Güneş minik bir kedinin pati atışları kadar eğlenceli kısa aralıklarla şakalaşırcasına açıp kapamaktaydı.

DOĞADA YİNE KAYBOLDUM.

AŞIK OLDUM.

VE ÇOK MUTLUYUM!

Semazenler gibi dönerken çok zorlandığımı farkettim.

Bir tipi, bir soğuk, bir dişlere trampet girdi bedenime...

Tam bir salep saati derken, hızlı film şeridi gibi geçen tipiye takılmış karların arasında hayal meyal, dumanı tüten bir kafe gördüm. Ve sıcak salebimi yudumlarken kendimi manzaranın soğuk haline sıcak bir bakış atmanın dayanılmaz cazibesinde yakaladım.

Çıldır Gölü; 

Ardahan ve Kars il sınırları içerisinde123 km² alanda deniz seviyesinden 1959 metre yükseklikte ve en derin noktası 42 metre olan Doğu Anadolu Bölgesi'nin en büyük tatlı su gölü. Yüzey rakımı, 1.900 m

Atlı kızaklar ve yaya gezinti yapmak için tabii ki gölün donması gerekiyor. Donunca da yürümek ve kızak eşsiz anılarınıza yenisini ekler.

Buraya gelip sazan yenmezse olmaz.

Biz de öyle yapıp mütevazı bir restoranda yedik balıklarımızı.

Tabii ben yine arta kalanları karda bekleşen Çıldır kedi köpeklerine taşıdım. Zevkle ve keyifle. Bir canlıyı doyurmak en büyük hazlarımdandır. Tek tek elimle beslerim. 

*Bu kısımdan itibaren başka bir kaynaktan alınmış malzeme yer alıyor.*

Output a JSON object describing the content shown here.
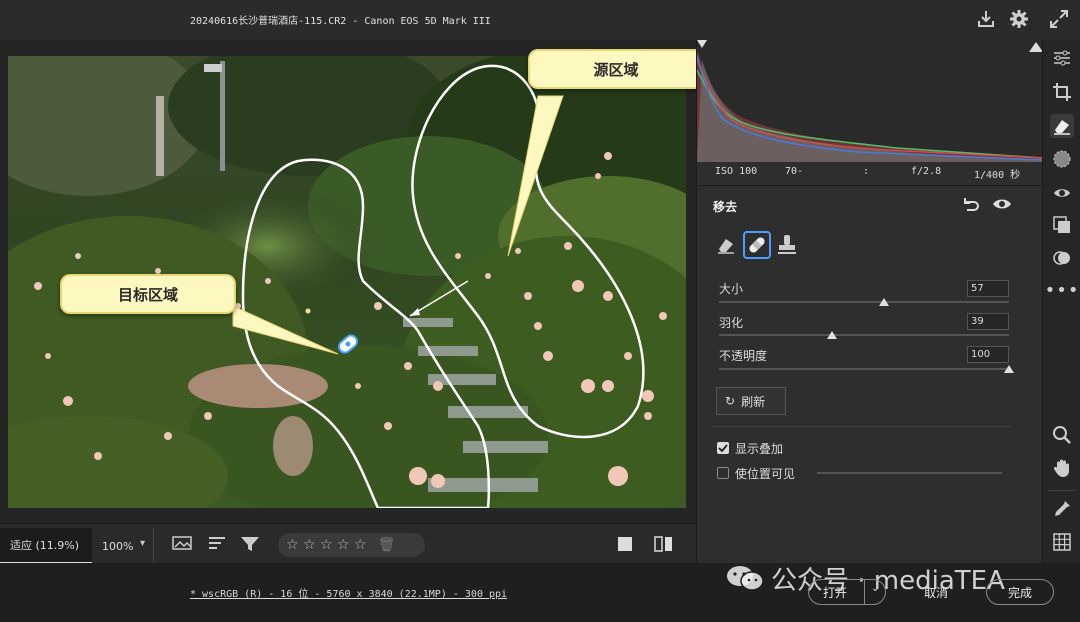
{
  "window": {
    "title": "20240616长沙普瑞酒店-115.CR2 -  Canon EOS 5D Mark III"
  },
  "callouts": {
    "source": "源区域",
    "target": "目标区域"
  },
  "exif": {
    "iso": "ISO 100",
    "focal": "70-",
    "sep": ":",
    "aperture": "f/2.8",
    "shutter": "1/400 秒"
  },
  "remove_panel": {
    "title": "移去",
    "sliders": [
      {
        "label": "大小",
        "value": "57",
        "fraction": 0.57
      },
      {
        "label": "羽化",
        "value": "39",
        "fraction": 0.39
      },
      {
        "label": "不透明度",
        "value": "100",
        "fraction": 1.0
      }
    ],
    "refresh_label": "刷新",
    "show_overlay_label": "显示叠加",
    "show_overlay_checked": true,
    "visualize_spots_label": "使位置可见",
    "visualize_spots_checked": false
  },
  "bottom_toolbar": {
    "zoom_fit": "适应 (11.9%)",
    "zoom_100": "100%",
    "rating_stars": "☆ ☆ ☆ ☆ ☆"
  },
  "status": {
    "file_info": "* wscRGB (R) - 16 位 - 5760 x 3840 (22.1MP) - 300 ppi",
    "open_label": "打开",
    "cancel_label": "取消",
    "done_label": "完成",
    "watermark": "公众号 · mediaTEA"
  },
  "colors": {
    "accent": "#4a9eff",
    "callout_bg": "#fdf7c0"
  },
  "icons": {
    "titlebar": [
      "save-icon",
      "gear-icon",
      "expand-icon"
    ],
    "rail": [
      "edit-sliders-icon",
      "crop-icon",
      "eraser-icon",
      "mask-icon",
      "redeye-icon",
      "presets-icon",
      "snapshots-icon",
      "more-icon",
      "zoom-icon",
      "hand-icon",
      "color-sampler-icon",
      "grid-icon"
    ]
  }
}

Her güzelin bir ayrılığı var maalesef.

           

Çıldır’dan ayrılırken o efsunlu güzellikle vedalaşmak hepimiz için kolay olmadı. 

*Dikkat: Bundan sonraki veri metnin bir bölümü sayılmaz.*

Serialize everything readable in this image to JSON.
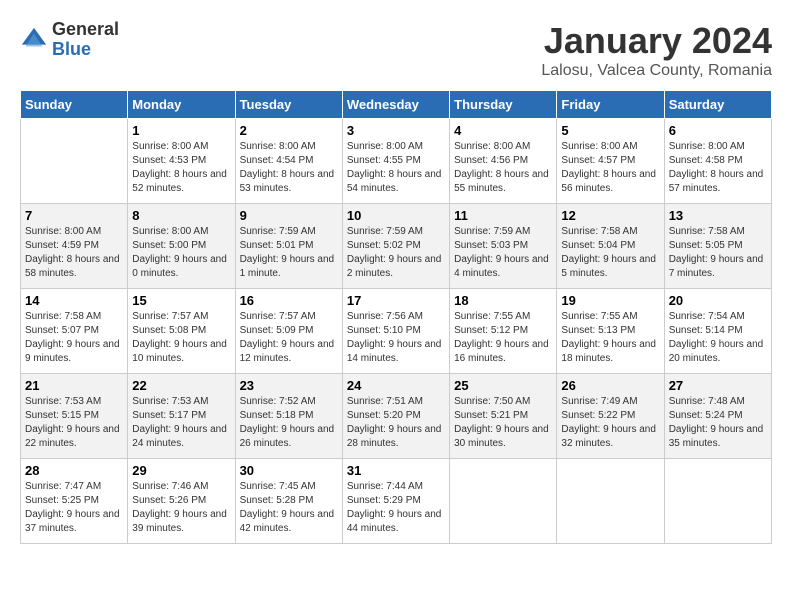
{
  "logo": {
    "general": "General",
    "blue": "Blue"
  },
  "title": "January 2024",
  "location": "Lalosu, Valcea County, Romania",
  "days_of_week": [
    "Sunday",
    "Monday",
    "Tuesday",
    "Wednesday",
    "Thursday",
    "Friday",
    "Saturday"
  ],
  "weeks": [
    [
      {
        "day": "",
        "sunrise": "",
        "sunset": "",
        "daylight": ""
      },
      {
        "day": "1",
        "sunrise": "Sunrise: 8:00 AM",
        "sunset": "Sunset: 4:53 PM",
        "daylight": "Daylight: 8 hours and 52 minutes."
      },
      {
        "day": "2",
        "sunrise": "Sunrise: 8:00 AM",
        "sunset": "Sunset: 4:54 PM",
        "daylight": "Daylight: 8 hours and 53 minutes."
      },
      {
        "day": "3",
        "sunrise": "Sunrise: 8:00 AM",
        "sunset": "Sunset: 4:55 PM",
        "daylight": "Daylight: 8 hours and 54 minutes."
      },
      {
        "day": "4",
        "sunrise": "Sunrise: 8:00 AM",
        "sunset": "Sunset: 4:56 PM",
        "daylight": "Daylight: 8 hours and 55 minutes."
      },
      {
        "day": "5",
        "sunrise": "Sunrise: 8:00 AM",
        "sunset": "Sunset: 4:57 PM",
        "daylight": "Daylight: 8 hours and 56 minutes."
      },
      {
        "day": "6",
        "sunrise": "Sunrise: 8:00 AM",
        "sunset": "Sunset: 4:58 PM",
        "daylight": "Daylight: 8 hours and 57 minutes."
      }
    ],
    [
      {
        "day": "7",
        "sunrise": "Sunrise: 8:00 AM",
        "sunset": "Sunset: 4:59 PM",
        "daylight": "Daylight: 8 hours and 58 minutes."
      },
      {
        "day": "8",
        "sunrise": "Sunrise: 8:00 AM",
        "sunset": "Sunset: 5:00 PM",
        "daylight": "Daylight: 9 hours and 0 minutes."
      },
      {
        "day": "9",
        "sunrise": "Sunrise: 7:59 AM",
        "sunset": "Sunset: 5:01 PM",
        "daylight": "Daylight: 9 hours and 1 minute."
      },
      {
        "day": "10",
        "sunrise": "Sunrise: 7:59 AM",
        "sunset": "Sunset: 5:02 PM",
        "daylight": "Daylight: 9 hours and 2 minutes."
      },
      {
        "day": "11",
        "sunrise": "Sunrise: 7:59 AM",
        "sunset": "Sunset: 5:03 PM",
        "daylight": "Daylight: 9 hours and 4 minutes."
      },
      {
        "day": "12",
        "sunrise": "Sunrise: 7:58 AM",
        "sunset": "Sunset: 5:04 PM",
        "daylight": "Daylight: 9 hours and 5 minutes."
      },
      {
        "day": "13",
        "sunrise": "Sunrise: 7:58 AM",
        "sunset": "Sunset: 5:05 PM",
        "daylight": "Daylight: 9 hours and 7 minutes."
      }
    ],
    [
      {
        "day": "14",
        "sunrise": "Sunrise: 7:58 AM",
        "sunset": "Sunset: 5:07 PM",
        "daylight": "Daylight: 9 hours and 9 minutes."
      },
      {
        "day": "15",
        "sunrise": "Sunrise: 7:57 AM",
        "sunset": "Sunset: 5:08 PM",
        "daylight": "Daylight: 9 hours and 10 minutes."
      },
      {
        "day": "16",
        "sunrise": "Sunrise: 7:57 AM",
        "sunset": "Sunset: 5:09 PM",
        "daylight": "Daylight: 9 hours and 12 minutes."
      },
      {
        "day": "17",
        "sunrise": "Sunrise: 7:56 AM",
        "sunset": "Sunset: 5:10 PM",
        "daylight": "Daylight: 9 hours and 14 minutes."
      },
      {
        "day": "18",
        "sunrise": "Sunrise: 7:55 AM",
        "sunset": "Sunset: 5:12 PM",
        "daylight": "Daylight: 9 hours and 16 minutes."
      },
      {
        "day": "19",
        "sunrise": "Sunrise: 7:55 AM",
        "sunset": "Sunset: 5:13 PM",
        "daylight": "Daylight: 9 hours and 18 minutes."
      },
      {
        "day": "20",
        "sunrise": "Sunrise: 7:54 AM",
        "sunset": "Sunset: 5:14 PM",
        "daylight": "Daylight: 9 hours and 20 minutes."
      }
    ],
    [
      {
        "day": "21",
        "sunrise": "Sunrise: 7:53 AM",
        "sunset": "Sunset: 5:15 PM",
        "daylight": "Daylight: 9 hours and 22 minutes."
      },
      {
        "day": "22",
        "sunrise": "Sunrise: 7:53 AM",
        "sunset": "Sunset: 5:17 PM",
        "daylight": "Daylight: 9 hours and 24 minutes."
      },
      {
        "day": "23",
        "sunrise": "Sunrise: 7:52 AM",
        "sunset": "Sunset: 5:18 PM",
        "daylight": "Daylight: 9 hours and 26 minutes."
      },
      {
        "day": "24",
        "sunrise": "Sunrise: 7:51 AM",
        "sunset": "Sunset: 5:20 PM",
        "daylight": "Daylight: 9 hours and 28 minutes."
      },
      {
        "day": "25",
        "sunrise": "Sunrise: 7:50 AM",
        "sunset": "Sunset: 5:21 PM",
        "daylight": "Daylight: 9 hours and 30 minutes."
      },
      {
        "day": "26",
        "sunrise": "Sunrise: 7:49 AM",
        "sunset": "Sunset: 5:22 PM",
        "daylight": "Daylight: 9 hours and 32 minutes."
      },
      {
        "day": "27",
        "sunrise": "Sunrise: 7:48 AM",
        "sunset": "Sunset: 5:24 PM",
        "daylight": "Daylight: 9 hours and 35 minutes."
      }
    ],
    [
      {
        "day": "28",
        "sunrise": "Sunrise: 7:47 AM",
        "sunset": "Sunset: 5:25 PM",
        "daylight": "Daylight: 9 hours and 37 minutes."
      },
      {
        "day": "29",
        "sunrise": "Sunrise: 7:46 AM",
        "sunset": "Sunset: 5:26 PM",
        "daylight": "Daylight: 9 hours and 39 minutes."
      },
      {
        "day": "30",
        "sunrise": "Sunrise: 7:45 AM",
        "sunset": "Sunset: 5:28 PM",
        "daylight": "Daylight: 9 hours and 42 minutes."
      },
      {
        "day": "31",
        "sunrise": "Sunrise: 7:44 AM",
        "sunset": "Sunset: 5:29 PM",
        "daylight": "Daylight: 9 hours and 44 minutes."
      },
      {
        "day": "",
        "sunrise": "",
        "sunset": "",
        "daylight": ""
      },
      {
        "day": "",
        "sunrise": "",
        "sunset": "",
        "daylight": ""
      },
      {
        "day": "",
        "sunrise": "",
        "sunset": "",
        "daylight": ""
      }
    ]
  ]
}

Tek avuntumuz ertesi günü Ani Harabeleri’nin gizemli tarihsel yolculuğuna tanık olmak, mekanla zaman dalaşına hakemlik etmekti.

Güzel yürekli rehberimiz sevgili Argun Baydan’a tekrar teşekkürlerimle...

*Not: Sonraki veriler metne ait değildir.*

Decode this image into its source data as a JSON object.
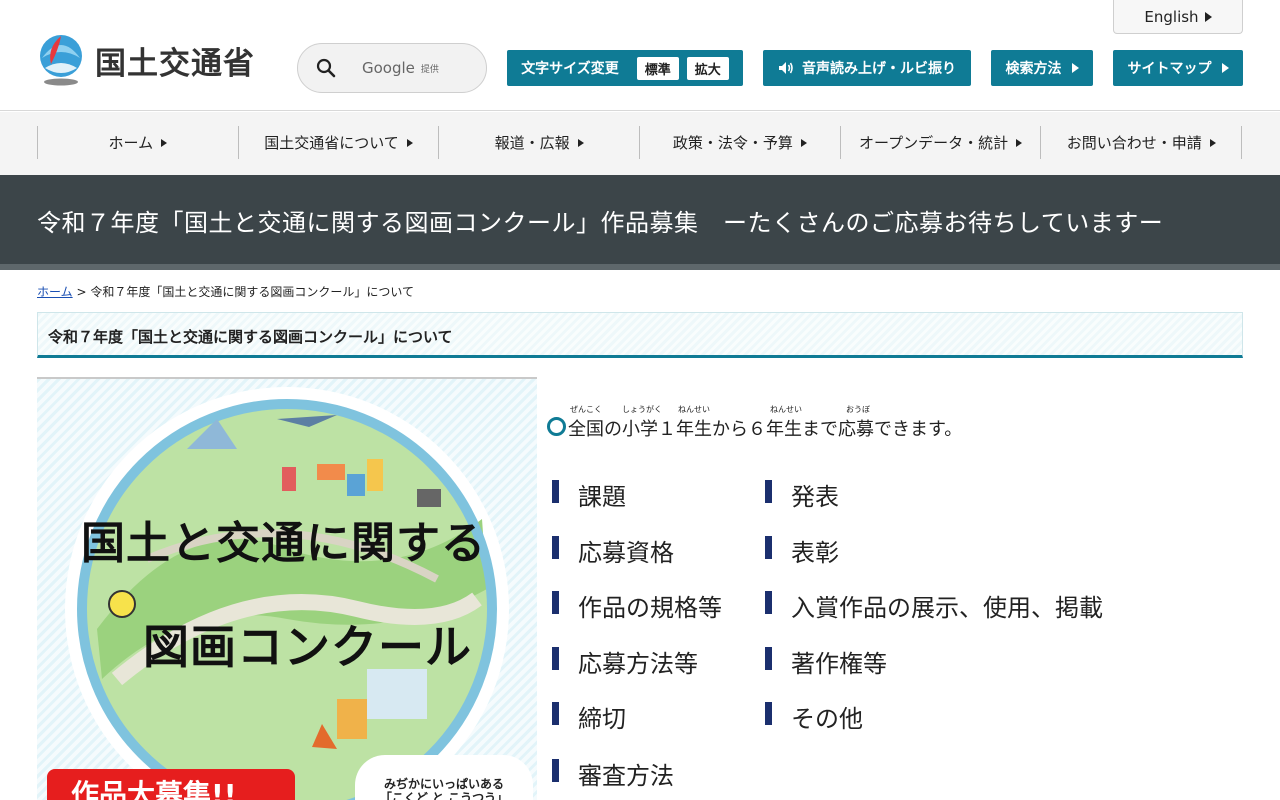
{
  "header": {
    "logo_text": "国土交通省",
    "english_label": "English",
    "search": {
      "brand": "Google",
      "provided": "提供"
    },
    "font_size": {
      "label": "文字サイズ変更",
      "standard": "標準",
      "large": "拡大"
    },
    "speech_label": "音声読み上げ・ルビ振り",
    "search_method_label": "検索方法",
    "sitemap_label": "サイトマップ"
  },
  "nav": {
    "items": [
      "ホーム",
      "国土交通省について",
      "報道・広報",
      "政策・法令・予算",
      "オープンデータ・統計",
      "お問い合わせ・申請"
    ]
  },
  "page_title": "令和７年度「国土と交通に関する図画コンクール」作品募集　ーたくさんのご応募お待ちしていますー",
  "breadcrumb": {
    "home": "ホーム",
    "separator": ">",
    "current": "令和７年度「国土と交通に関する図画コンクール」について"
  },
  "section_heading": "令和７年度「国土と交通に関する図画コンクール」について",
  "poster": {
    "title_line1": "国土と交通に関する",
    "title_line2": "図画コンクール",
    "banner": "作品大募集!!",
    "sub_line1": "みぢかにいっぱいある",
    "sub_line2": "「こくど と こうつう」"
  },
  "intro": {
    "text": "全国の小学１年生から６年生まで応募できます。",
    "ruby": [
      "ぜんこく",
      "しょうがく",
      "ねんせい",
      "ねんせい",
      "おうぼ"
    ]
  },
  "links": {
    "left": [
      "課題",
      "応募資格",
      "作品の規格等",
      "応募方法等",
      "締切",
      "審査方法"
    ],
    "right": [
      "発表",
      "表彰",
      "入賞作品の展示、使用、掲載",
      "著作権等",
      "その他"
    ]
  },
  "colors": {
    "teal": "#0f7b95",
    "title_bar": "#3c4549",
    "navy_bar": "#1b2f6e",
    "poster_red": "#e61e1e"
  }
}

Gelecek yazımda Ani’yi anlatacağım. Bizden ayrılmayın. 

Çıldır Gölü Efsanesi

Eskiden Çıldır Gölü’nün dibinde bir şehir varmış. Buranın beyi Akçakala’da otururmuş. Çukurda kurulmuş olan bu şehrin, dokuz burma musluklu çeşmesi varmış. Bey “Gece gündüz çeşmeden su alanlar sakın çeşmeyi kapatmayı unutmasınlar yoksa şehri su basar” demiş.

Şehirde kadın erkek bu buyruğa uyarmış. Bir gün akşamın karanlığı basmışken çeşmeden su doldurmakta olan bir kıza yedi yıldır gurbette olan ağabeyin geldiğini müjdelemişler. Dokuz burma musluklu çeşmenin bir musluğundan su dolduran kız, sevindiğinden evine koşup giderken burmayı kapatmayı unutmuş. O gece karanlığında çukur yerlerdeki evleri su basarken artık dokuz burmalı çeşmenin yeri de belli olmaz hale gelmiş. Evi biraz yüksekte olanlar işin farkına varınca çoluk çocuğun elinden tutarak hiçbir eşya almadan yokuş yukarı kaçmışlar. Ertesi gün şehirden ancak kilisenin kümbeti görülürken akşama kadar onlarda sular altında kalmış. Şehirden sağ kurtulup kaçanlar Akçakala adasına gelmişler. Çıldır Gölü işte dibindeki o dokuz burmalı çeşmenin suyundan ortaya çıkmıştır. Eğer (güneydeki) Taşbaşından bu gölün ayağı Zarşat’a doğru akmasaydı Akçakala adası ile öteki köyleri su basardı.